News flash: The odds that the Atlanta Falcons are going to move back a handful of spots for that relatively meager compensation are slim to none (with emphasis on the latter). Not in a year when the San Francisco 49ers dealt three first-rounders to move up nine spots and the Miami Dolphins surrendered two to move from No. 12 to No. 6 after that deal with San Francisco.
Many a draft analyst has posited that Miami moved back up into the top 10 to target a pass-catcher, whether it's Pitts or LSU wideout Ja'Marr Chase. The chances of Pitts falling to No. 7 (Detroit) aren't especially good.
That means in order to make this work, Dallas' first-rounder in 2022 has to be in play. And using two firsts on a tight end (even one as promising as Pitts) is a really bad idea for the Cowboys—for a couple of reasons.
The first is that while Pitts would be a welcome addition to any NFL offense, the Cowboys don't need him. Far from it, in fact. In Cooper, Gallup and Lamb, Dallas already has one of the more potent trios of wideouts in the league. For most of his career, Ezekiel Elliott has been among the most productive running backs in the NFL. Blake Jarwin is a capable young tight end. Injuries decimated the offensive line in 2020, but when healthy, it's a solid unit.
With Prescott sidelined for 11 games last year by a fractured ankle, the Cowboys still ranked in the top half of the league in total offense. In 2019, Dallas was first in total offense, second in passing offense and sixth in scoring offense—and that was without Lamb on the roster.

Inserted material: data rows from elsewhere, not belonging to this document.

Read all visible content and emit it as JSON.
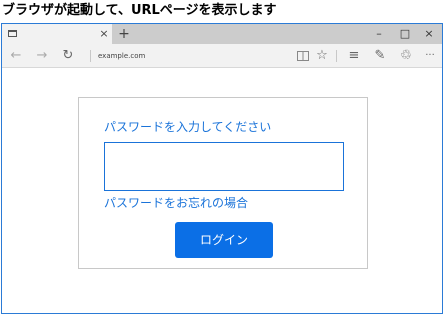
{
  "caption": "ブラウザが起動して、URLページを表示します",
  "tab": {
    "close_glyph": "×",
    "new_tab_glyph": "+"
  },
  "window_controls": {
    "minimize": "–",
    "maximize": "□",
    "close": "×"
  },
  "toolbar": {
    "back_glyph": "←",
    "forward_glyph": "→",
    "refresh_glyph": "↻",
    "url": "example.com",
    "reading_view_glyph": "📖",
    "favorite_glyph": "☆",
    "hub_glyph": "≡",
    "note_glyph": "✎",
    "share_glyph": "♲",
    "more_glyph": "···"
  },
  "form": {
    "prompt": "パスワードを入力してください",
    "password_value": "",
    "forgot_link": "パスワードをお忘れの場合",
    "login_button": "ログイン"
  },
  "colors": {
    "accent": "#1a73d9",
    "button": "#0b6fe6",
    "window_border": "#2b7bd6"
  }
}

Moving the ball and scoring points isn't the problem in Dallas. Stopping opponents from doing the same is.
In 2020, the Cowboys allowed 386.4 yards per game—10th-most in the league. The team surrendered 29.6 points per game—fifth most in the league. And the Cowboys ranked 23rd in Defensive DVOA last year, per Football Outsiders, last in the NFC East.
As presently constructed, the Cowboys may well already have the best offense in their division. They most assuredly have the worst defense. Edge-rusher and cornerback are both urgent needs on that side of the ball. With the 10th overall pick, Dallas could land a high-end cornerback prospect like Patrick Surtain II of Alabama or a top edge-rusher like Michigan's Kwity Paye.
Both would arguably make Dallas a better team in 2021 than Pitts—without sacrificing future draft capital in the process.
This isn't to say there is no possible scenario in which trading up for Pitts makes sense. If he somehow falls to the seventh pick or later and the Cowboys can pull off a trade without sacrificing the team's first-rounder next year, then an argument can be made that Pitts' talent is worth the sacrifice.
But that scenario isn't a likely one. For the Cowboys to land Pitts, it's going to take a significant investment, both in Pitts himself and the move up to procure him. An investment that's better made in other areas of the roster if Dallas is to get back in the mix in the division in 2021.
Scoring 35 points a game while giving up 38 is not a recipe for success.
Neither is taking one step forward at the expense of two back.